Wittgenstein parece esbozar la clave de la cuestión en las Investigaciones Filosóficas: “Un médico pregunta: ‘¿Cómo se siente el paciente?’ La enfermera dice: ‘Se está quejando’. Un informe sobre su comportamiento. ¿Pero debe haber alguna duda para ellos acerca de si el lamento o la queja son genuinos, de si son realmente la expresión de algo? ¿No es posible que ellos, por ejemplo, deriven o infieran la conclusión, ‘Si él se lamenta, tenemos que darle más analgésico’ — sin suprimir un término medio? ¿No es el punto el servicio al cual ponen la descripción del comportamiento?” (PI, p. 179). “Creo que él está sufriendo — ¿Debo creer también que él no es un autómata? Sería incomprensible usar la palabra en ambas conexiones. (O es así: Creo que sufre, pero estoy seguro de que no es un autómata. ¡Absurdo!) (PI, p. 178)

Pues bien, el ejemplo del médico y la enfermera pone en evidencia lo siguiente: no es el caso que la actitud y la conducta de ambos hacia el paciente que sufre supone una ‘creencia’ previa acerca de que no es un autómata o de que su estado interno es de dolor, sino que, por el contrario, es su misma actitud la que implica que piensan en él como no siendo un autómata y como sufriendo por dolor. No es la actitud del paciente que sufre la que inspira la actitud del médico y la enfermera; más bien, es en virtud de la actitud de éstos hacia aquél que lo toman como un sufriente. Su actitud es prueba de su actitud (PI § 310).

“Mi actitud hacia él, escribe Wittgenstein, es una actitud hacia un alma (Seele).
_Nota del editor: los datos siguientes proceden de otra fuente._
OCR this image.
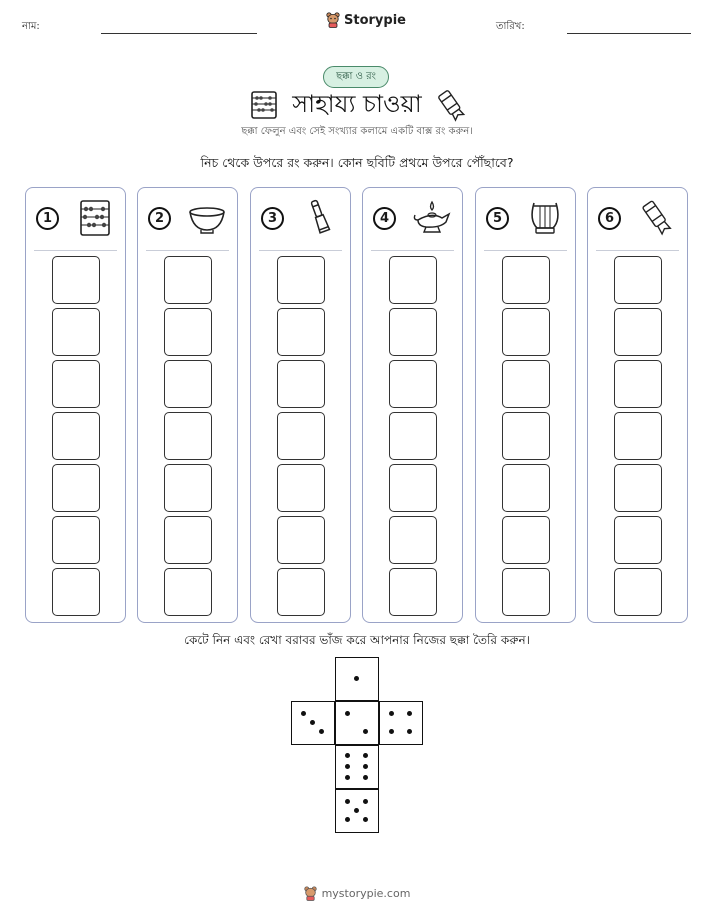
নাম:	Storypie	তারিখ:
ছক্কা ও রং
সাহায্য চাওয়া
ছক্কা ফেলুন এবং সেই সংখ্যার কলামে একটি বাক্স রং করুন।
নিচ থেকে উপরে রং করুন। কোন ছবিটি প্রথমে উপরে পৌঁছাবে?
1	2	3	4	5	6
কেটে নিন এবং রেখা বরাবর ভাঁজ করে আপনার নিজের ছক্কা তৈরি করুন।
mystorypie.com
No soy de la opinión de que él tiene un alma” (PI 178/IF 417). Así, pues, debemos rechazar todo intento por explicar mi actitud y mi conducta hacia alguien que sufre mediante una ‘creencia’ acerca de su ‘estado interno’. Más bien, el orden ha de invertirse: pienso en él como teniendo una mente, y en particular como sufriendo por dolor, en virtud de mi actitud hacia él, no al revés (CRC: cáp. II, 27).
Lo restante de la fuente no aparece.